Beyond the RDBMS: the Brave New (Old) World of NoSQL

noelwelsh · on Jan 14, 2011

He misses the point. Do you want your database to scale in units of $20'000 Dell servers + $50'000 Oracle licenses that take a week to deliver and install, or $500/yr EC2 instances you can have up and running in under a minute? Do you want to pay some more money and time to get "Oracle Data Guard" for redundancy, or just boot up another Riak instance? In case of failure would you rather have writes always go through (e.g. purchases are never refused) or have customers wait while "the hot standby machine ... roll[s] forward from the transaction logs and, as soon as it is up to date with the last committed transaction, take the place of the dead server"? There are good reasons for NoSQL databases.

lwat · on Jan 14, 2011

That has nothing to do with this article. I can install EC2 instances of PostgreSQL or any other good free database too if I want. Hell there's EC2 instances with built-in SQL Server for minimal extra cost if you want the real high-end stuff. That's not an advantage of NoSQL.
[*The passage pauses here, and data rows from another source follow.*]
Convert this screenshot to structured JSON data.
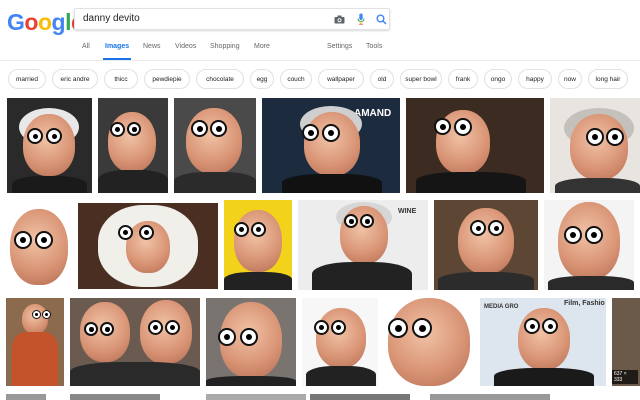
{
  "logo": {
    "letters": [
      "G",
      "o",
      "o",
      "g",
      "l",
      "e"
    ],
    "colors": [
      "#4285F4",
      "#EA4335",
      "#FBBC05",
      "#4285F4",
      "#34A853",
      "#EA4335"
    ]
  },
  "search": {
    "query": "danny devito",
    "camera_icon": "camera-icon",
    "mic_icon": "mic-icon",
    "search_icon": "search-icon"
  },
  "tabs": [
    "All",
    "Images",
    "News",
    "Videos",
    "Shopping",
    "More",
    "Settings",
    "Tools"
  ],
  "active_tab": "Images",
  "chips": [
    "married",
    "eric andre",
    "thicc",
    "pewdiepie",
    "chocolate",
    "egg",
    "couch",
    "wallpaper",
    "old",
    "super bowl",
    "frank",
    "ongo",
    "happy",
    "now",
    "long hair"
  ],
  "overlays": {
    "tile4_text": "AMAND",
    "tile10_text": "WINE",
    "tile17_text": "Film, Fashio",
    "tile17_sub": "MEDIA GRO",
    "tile17_size": "637 × 333"
  },
  "colors": {
    "accent": "#1a73e8",
    "chip_border": "#dfe1e5"
  }
}
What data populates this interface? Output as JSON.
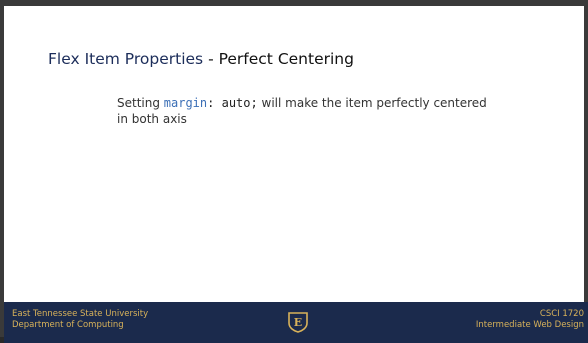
{
  "slide": {
    "title_accent": "Flex Item Properties",
    "title_separator": " - ",
    "title_rest": "Perfect Centering",
    "body": {
      "prefix": "Setting ",
      "keyword": "margin",
      "code": ": auto;",
      "suffix": " will make the item perfectly centered in both axis"
    }
  },
  "footer": {
    "left_line1": "East Tennessee State University",
    "left_line2": "Department of Computing",
    "right_line1": "CSCI 1720",
    "right_line2": "Intermediate Web Design",
    "logo_letter": "E"
  },
  "colors": {
    "footer_bg": "#1b2a4c",
    "footer_text": "#d8b25a",
    "keyword": "#3b6fb6"
  }
}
As for your other argument I don't understand either. With SQL servers you can have a hot spare with automatic failover with no 'roll forward from transaction logs' that's just pure FUD.
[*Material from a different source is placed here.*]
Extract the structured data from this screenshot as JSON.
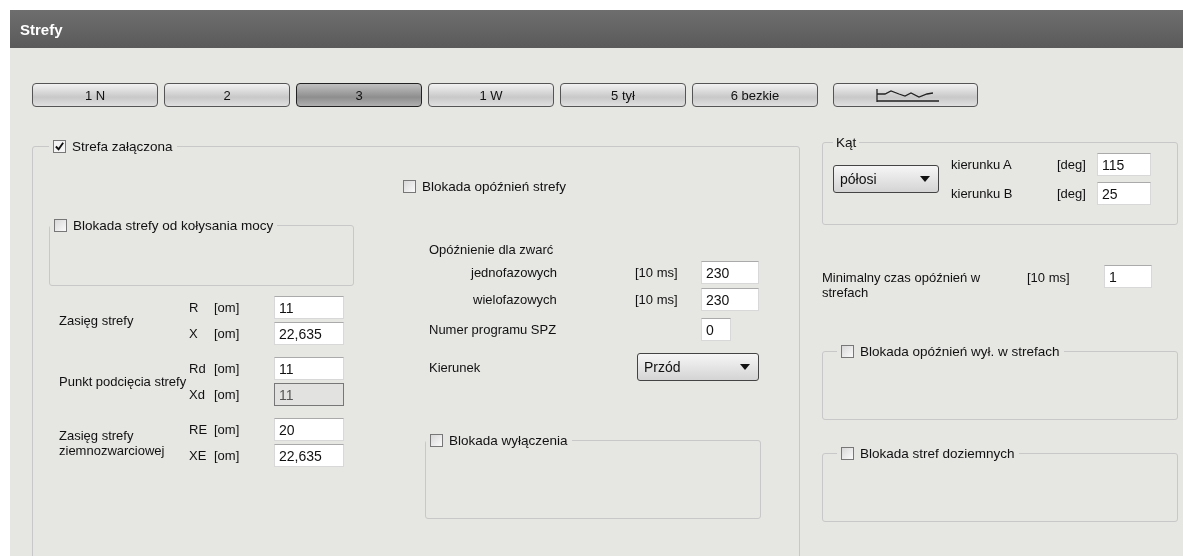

There are indeed good reasons for NoSQL data stores but those are not it.

noelwelsh · on Jan 14, 2011

"Roll forward" is a quote from the article (hence the quote marks). Here is the full quote:

"The simplest approach to redundancy is a "hot standby" server that has access the transaction logs of the production machine. If the production server dies for any reason, the hot standby machine can roll forward from the transaction logs and, as soon as it is up to date with the last committed transaction, take the place of the dead server. As a bonus, the hot standby machine can be used for complex queries that don't need to include up-to-the-second changes. For Oracle 11g, look for "Oracle Data Guard" to learn more about this approach."

If you think that is FUD take it up with the author.

The $20'000 Dell server is (guess what!) a quote from the article:

"It is difficult to find realistic benchmarks for the kind of database activity imposed by an Internet application. The TPC-E benchmark is probably the closest among industry standards. TPC-E is a mixture of fairly complex reads (SELECTs) and writes (INSERTs and UPDATEs) into an indexed database that gets larger with the number of SQL statements that are attempted for processing. The "transactions per second" figures put out by the TPC include both reads and writes. In 2010, a moderately priced Dell 4-CPU (32 core) server hooked up to, literally, more than 1000 hard disk drives, processed about 2,000 transactions per second into an 8-terabyte database.

The authors crowd-sourced the question in this blog posting and for smaller databases that can be stored mostly on solid-state drives, it seems as though a modest $10,000 or $20,000 computer should be capable of 10,000 or more SQL queries and updates per second."

So the argument is that an expensive server is the RDBMS solution for scalability. This is the argument I addressed.